Recently, there have been a number of studies of the transcriptional regulation of the anthocyanin pathway in apple (Takos et al., 2006; Ban et al., 2007; Espley et al., 2007). Two genes, MYB1 (Takos et al., 2006) and MYBA (Ban et al., 2007), have been described as being responsible for apple skin color, while we previously demonstrated that the MYB10 gene regulated flesh color (Espley et al., 2007). MYB1, MYB10, and MYBA share at least 98% identity at the nucleotide residue level. At the deduced amino acid level, MYB1 and MYBA are identical and differ from MYB10 in three amino acids (Ban et al., 2007), but it is not clear whether these genes are alleles or tightly linked genes.

In the anthocyanin-accumulating red-fleshed variety ‘Red Field,’ anthocyanin levels are regulated by MYB10, with elevation of transcript levels of MYB10 correlated with higher levels of the anthocyanin biosynthetic gene transcripts (Espley et al., 2007). MYB10 has also been shown to cosegregate with the red flesh and foliage phenotype (Chagné et al., 2007), suggesting that the Rni locus that described the red flesh phenotype may be an allelic variant at the MYB10 locus. Overexpression of MYB10 in a white-fleshed, green-leaved apple variety results in transgenic plants with a red phenotype (Espley et al., 2007). We found that the white-fleshed ‘Pacific Rose’ and red-fleshed ‘Red Field’ varieties carry MYB10 alleles encoding identical proteins (Espley et al. 2007), suggesting that differences in transcriptional regulation of MYB10 are responsible for the ectopic accumulation of anthocyanin in ‘Red Field.’
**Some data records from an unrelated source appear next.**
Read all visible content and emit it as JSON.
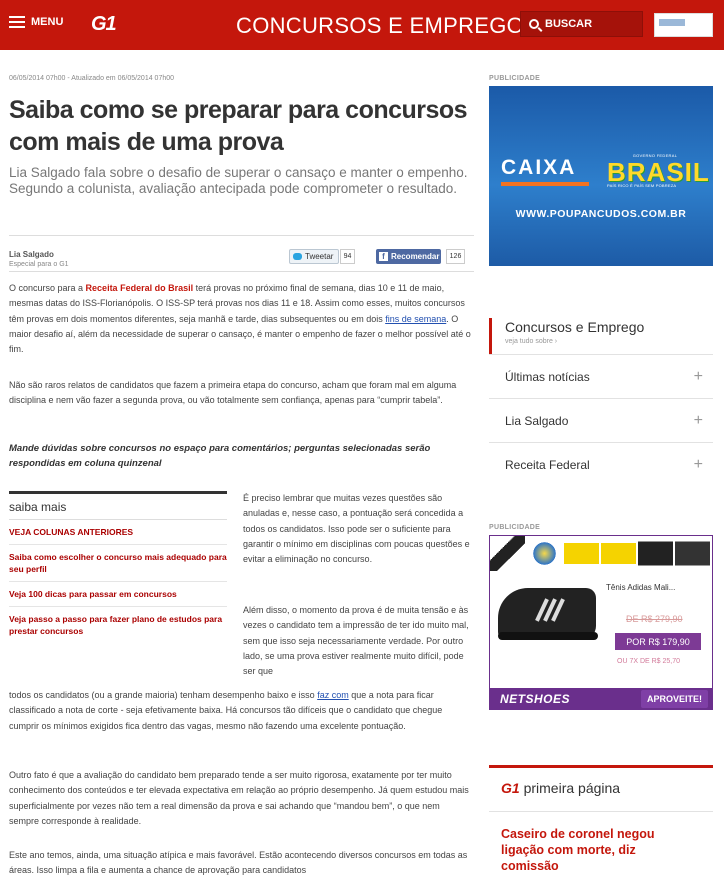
{
  "header": {
    "menu_label": "MENU",
    "logo": "G1",
    "section_title": "CONCURSOS E EMPREGO",
    "search_label": "BUSCAR"
  },
  "article": {
    "dates": "06/05/2014 07h00 - Atualizado em 06/05/2014 07h00",
    "headline": "Saiba como se preparar para concursos com mais de uma prova",
    "subtitle_line1": "Lia Salgado fala sobre o desafio de superar o cansaço e manter o empenho.",
    "subtitle_line2": "Segundo a colunista, avaliação antecipada pode comprometer o resultado.",
    "author": "Lia Salgado",
    "author_role": "Especial para o G1",
    "tweet_label": "Tweetar",
    "tweet_count": "94",
    "fb_label": "Recomendar",
    "fb_count": "126",
    "p1_a": "O concurso para a ",
    "p1_link": "Receita Federal do Brasil",
    "p1_b": " terá provas no próximo final de semana, dias 10 e 11 de maio, mesmas datas do ISS-Florianópolis. O ISS-SP terá provas nos dias 11 e 18. Assim como esses, muitos concursos têm provas em dois momentos diferentes, seja manhã e tarde, dias subsequentes ou em dois ",
    "p1_link2": "fins de semana",
    "p1_c": ". O maior desafio aí, além da necessidade de superar o cansaço, é manter o empenho de fazer o melhor possível até o fim.",
    "p2": "Não são raros relatos de candidatos que fazem a primeira etapa do concurso, acham que foram mal em alguma disciplina e nem vão fazer a segunda prova, ou vão totalmente sem confiança, apenas para “cumprir tabela”.",
    "p3": "Mande dúvidas sobre concursos no espaço para comentários; perguntas selecionadas serão respondidas em coluna quinzenal",
    "p4": "É preciso lembrar que muitas vezes questões são anuladas e, nesse caso, a pontuação será concedida a todos os candidatos. Isso pode ser o suficiente para garantir o mínimo em disciplinas com poucas questões e evitar a eliminação no concurso.",
    "p5": "Além disso, o momento da prova é de muita tensão e às vezes o candidato tem a impressão de ter ido muito mal, sem que isso seja necessariamente verdade. Por outro lado, se uma prova estiver realmente muito difícil, pode ser que",
    "p6_a": "todos os candidatos (ou a grande maioria) tenham desempenho baixo e isso ",
    "p6_link": "faz com",
    "p6_b": " que a nota para ficar classificado  a nota de corte - seja efetivamente baixa. Há concursos tão difíceis que o candidato que chegue cumprir os mínimos exigidos fica dentro das vagas, mesmo não fazendo uma excelente pontuação.",
    "p7": "Outro fato é que a avaliação do candidato bem preparado tende a ser muito rigorosa, exatamente por ter muito conhecimento dos conteúdos e ter elevada expectativa em relação ao próprio desempenho. Já quem estudou mais superficialmente por vezes não tem a real dimensão da prova e sai achando que “mandou bem”, o que nem sempre corresponde à realidade.",
    "p8": "Este ano temos, ainda, uma situação atípica e mais favorável. Estão acontecendo diversos concursos em todas as áreas. Isso limpa a fila e aumenta a chance de aprovação para candidatos"
  },
  "saiba_mais": {
    "title": "saiba mais",
    "items": [
      "VEJA COLUNAS ANTERIORES",
      "Saiba como escolher o concurso mais adequado para seu perfil",
      "Veja 100 dicas para passar em concursos",
      "Veja passo a passo para fazer plano de estudos para prestar concursos"
    ]
  },
  "sidebar": {
    "pub_label": "PUBLICIDADE",
    "caixa_ad": {
      "brand": "CAIXA",
      "gov_label": "GOVERNO FEDERAL",
      "brasil": "BRASIL",
      "brasil_slogan": "PAÍS RICO É PAÍS SEM POBREZA",
      "url": "WWW.POUPANCUDOS.COM.BR"
    },
    "ce_box": {
      "title": "Concursos e Emprego",
      "subtitle": "veja tudo sobre ›",
      "rows": [
        "Últimas notícias",
        "Lia Salgado",
        "Receita Federal"
      ],
      "expand_glyph": "+"
    },
    "netshoes_ad": {
      "product": "Tênis Adidas Mali...",
      "price_old": "DE R$ 279,90",
      "price_new": "POR R$ 179,90",
      "installments": "OU 7X DE R$ 25,70",
      "logo": "NETSHOES",
      "cta": "APROVEITE!"
    },
    "g1_box": {
      "title_brand": "G1",
      "title_rest": " primeira página",
      "headline": "Caseiro de coronel negou ligação com morte, diz comissão"
    }
  },
  "colors": {
    "brand_red": "#c4170c",
    "netshoes_purple": "#6a2f8c",
    "caixa_blue": "#1b5aa8"
  }
}
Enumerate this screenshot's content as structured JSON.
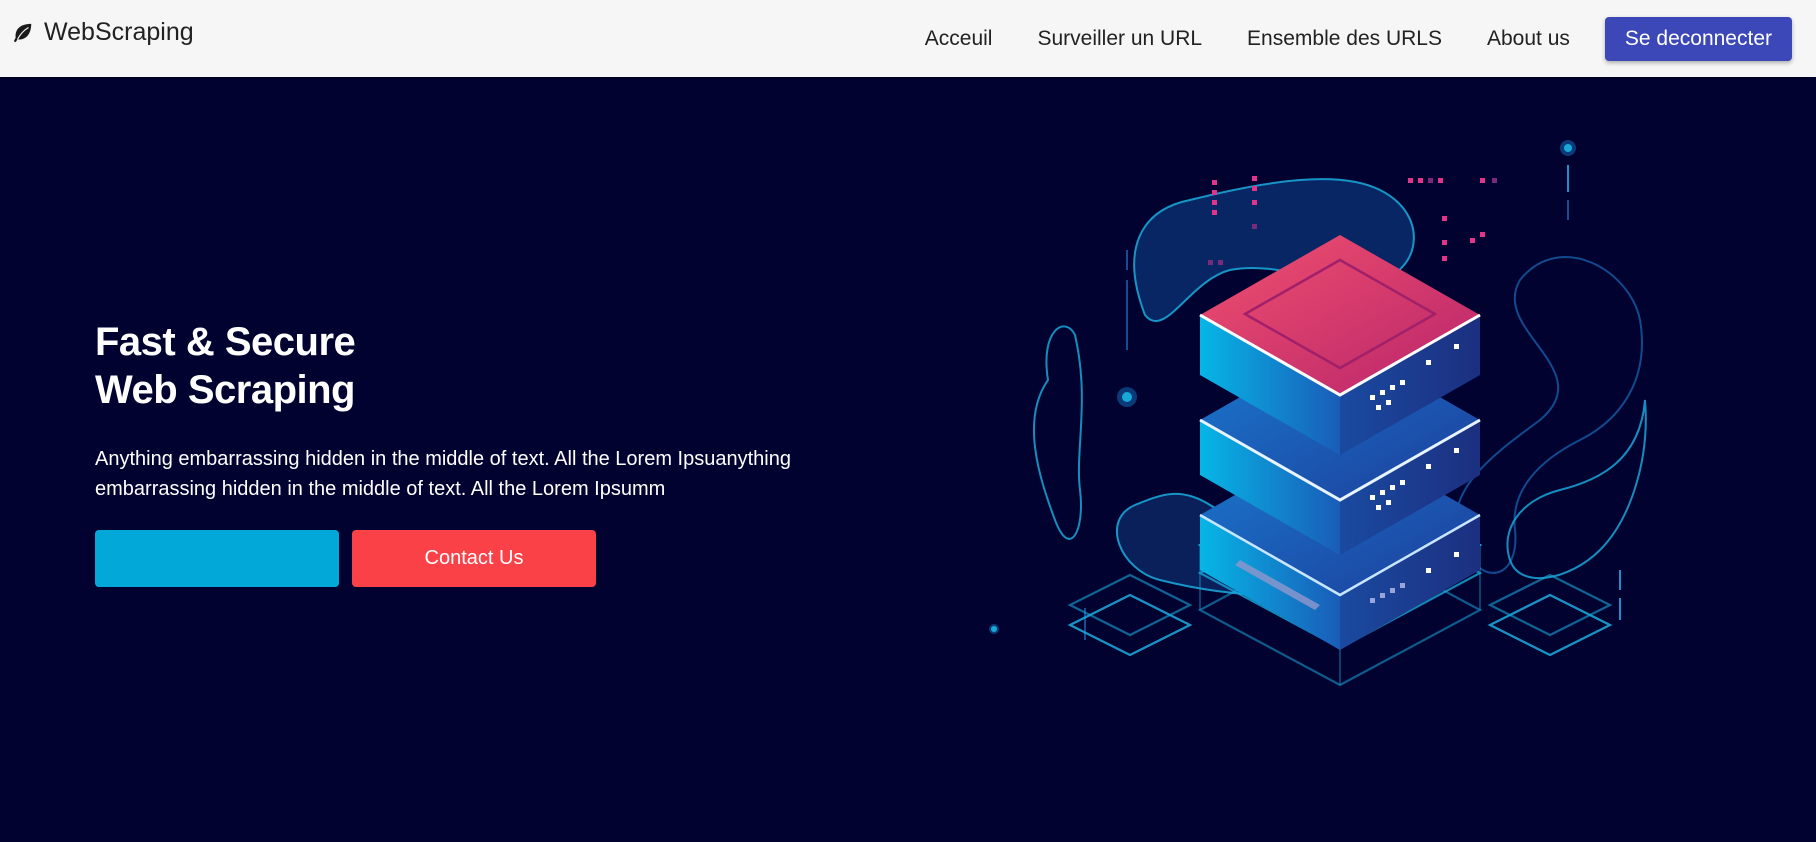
{
  "navbar": {
    "brand_name": "WebScraping",
    "brand_icon": "leaf-icon",
    "links": [
      {
        "label": "Acceuil"
      },
      {
        "label": "Surveiller un URL"
      },
      {
        "label": "Ensemble des URLS"
      },
      {
        "label": "About us"
      }
    ],
    "logout_label": "Se deconnecter"
  },
  "hero": {
    "title_line1": "Fast & Secure",
    "title_line2": "Web Scraping",
    "description": "Anything embarrassing hidden in the middle of text. All the Lorem Ipsuanything embarrassing hidden in the middle of text. All the Lorem Ipsumm",
    "primary_button_label": "",
    "contact_button_label": "Contact Us",
    "illustration": "server-stack-illustration"
  },
  "colors": {
    "navbar_bg": "#f6f6f6",
    "hero_bg": "#010230",
    "logout_button": "#3c47b8",
    "primary_button": "#02a8d8",
    "contact_button": "#fa4148"
  }
}
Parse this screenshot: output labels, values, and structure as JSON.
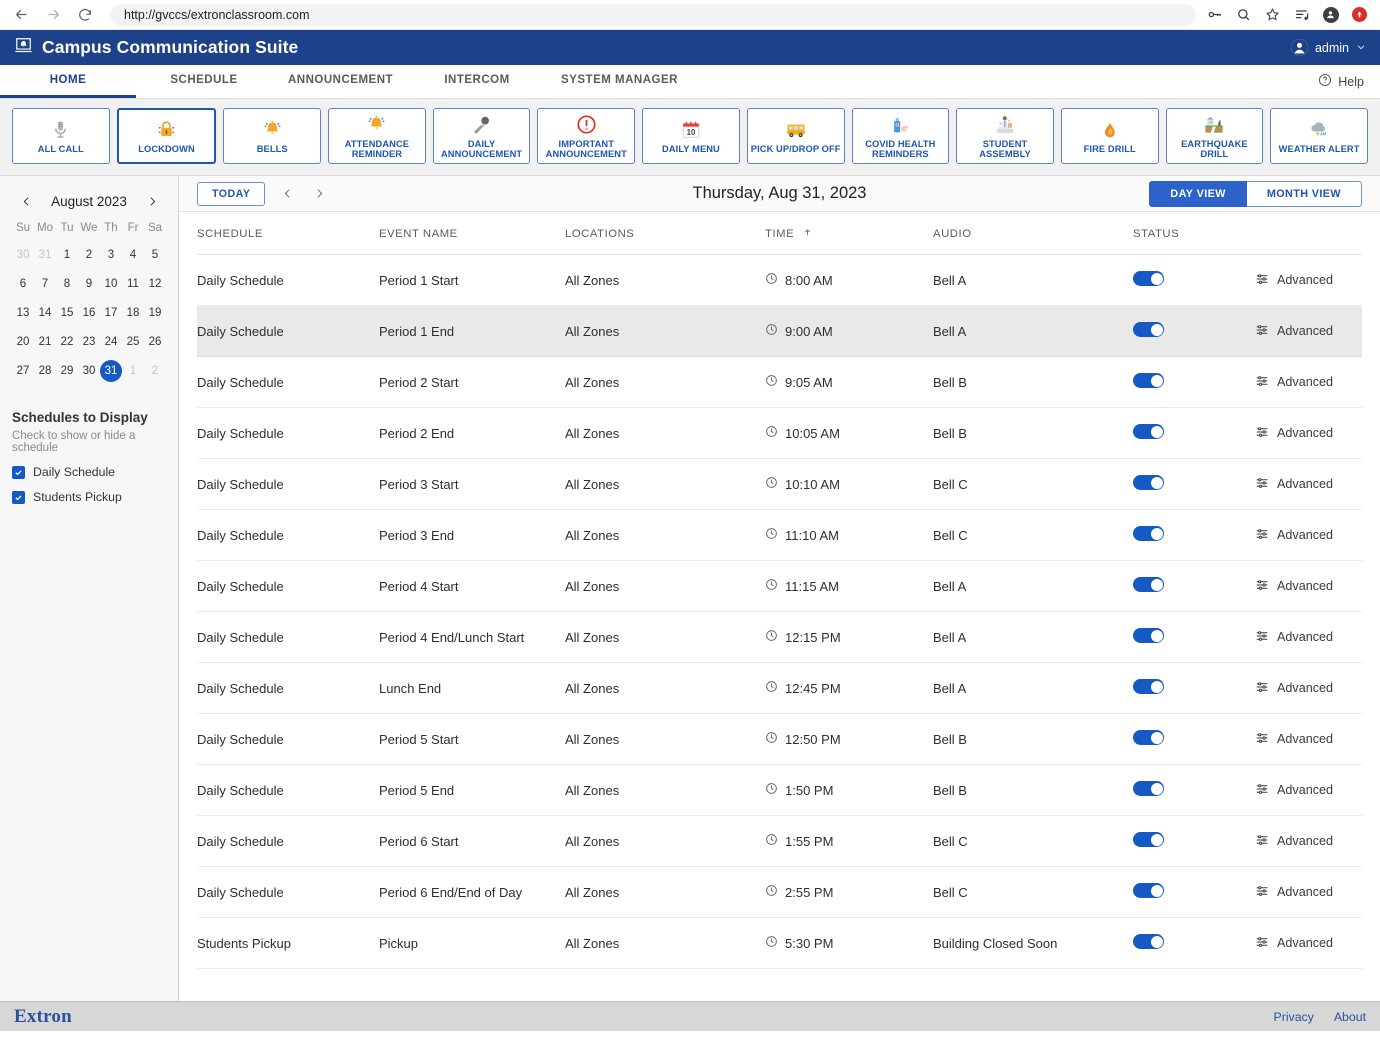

Here, we report a 23-bp repeat motif in the upstream regulatory region of alleles of MYB10 found only in red-fleshed apples. This allele is autoregulatory; the MYB10 protein is able to bind and transactivate its own promoter, leading to an increase in transcript levels of MYB10 and the level of anthocyanin throughout the plant.

RESULTS

Isolation of the Upstream Regulatory Region of MYB10

To investigate further the molecular basis of the red-fleshed phenotype, we used genome walking to isolate the upstream regulatory sequence of MYB10. This sequence was cloned from both white-fleshed apple varieties, Malus × domestica ‘Sciros’ (‘Pacific Rose’), Malus × domestica ‘Granny Smith,’ and Malus × domestica ‘Royal Gala’ and red-fleshed Malus × domestica ‘Red Field’ open pollinated (a cross between ‘Wolf River’ and Malus pumila var Niedzwetzkyana). Apples are outcrossing, and as a result they are highly heterozygous. Our isolated DNA fragments revealed two sequences of different sizes for the same region. One sequence was present in all four varieties and showed limited variation between varieties. As an example, a comparison of the sequence from ‘Granny Smith’ with ‘Pacific Rose’ revealed six single nucleotide polymorphisms (SNPs), five single base deletions, and four single base insertions over the 1700 bp of promoter analyzed. The other fragment contained an insertion of ~100 bp. This latter version was only found in the promoter region of the red-fleshed, red-foliaged variety Malus × domestica ‘Red Field’ OP. The insertion consisted of a 23-bp sequence, duplicated in a complex pattern of five near-perfect tandem repeats (Figure 1A). We define this duplication as a minisatellite based on the size of the duplicated units. A single version of the 23-bp sequence is found in all varieties tested (both red and white-fleshed) located ~30 bases downstream of the minisatellite insertion site. Between this potential donor sequence and the minisatellite lies a dinucleotide microsatellite. Figure 1B shows a schematic of these elements in both the promoters isolated from white-fleshed varieties with one repeat unit (R1) and those from red-fleshed varieties with six repeat units (R6). Sequence alignment of the longest cDNA clones identified through 5′ rapid amplification of cDNA ends (Espley et al., 2007) with genomic sequence locates a transcription start site at the G nucleotide at position −62 from the translational start ATG (indicated by an arrow in Figure 1B).

Figure 1.
Sequence and Schematic of the Minisatellite Region in the MYB10 Promoter in Red-Fleshed Apple Varieties.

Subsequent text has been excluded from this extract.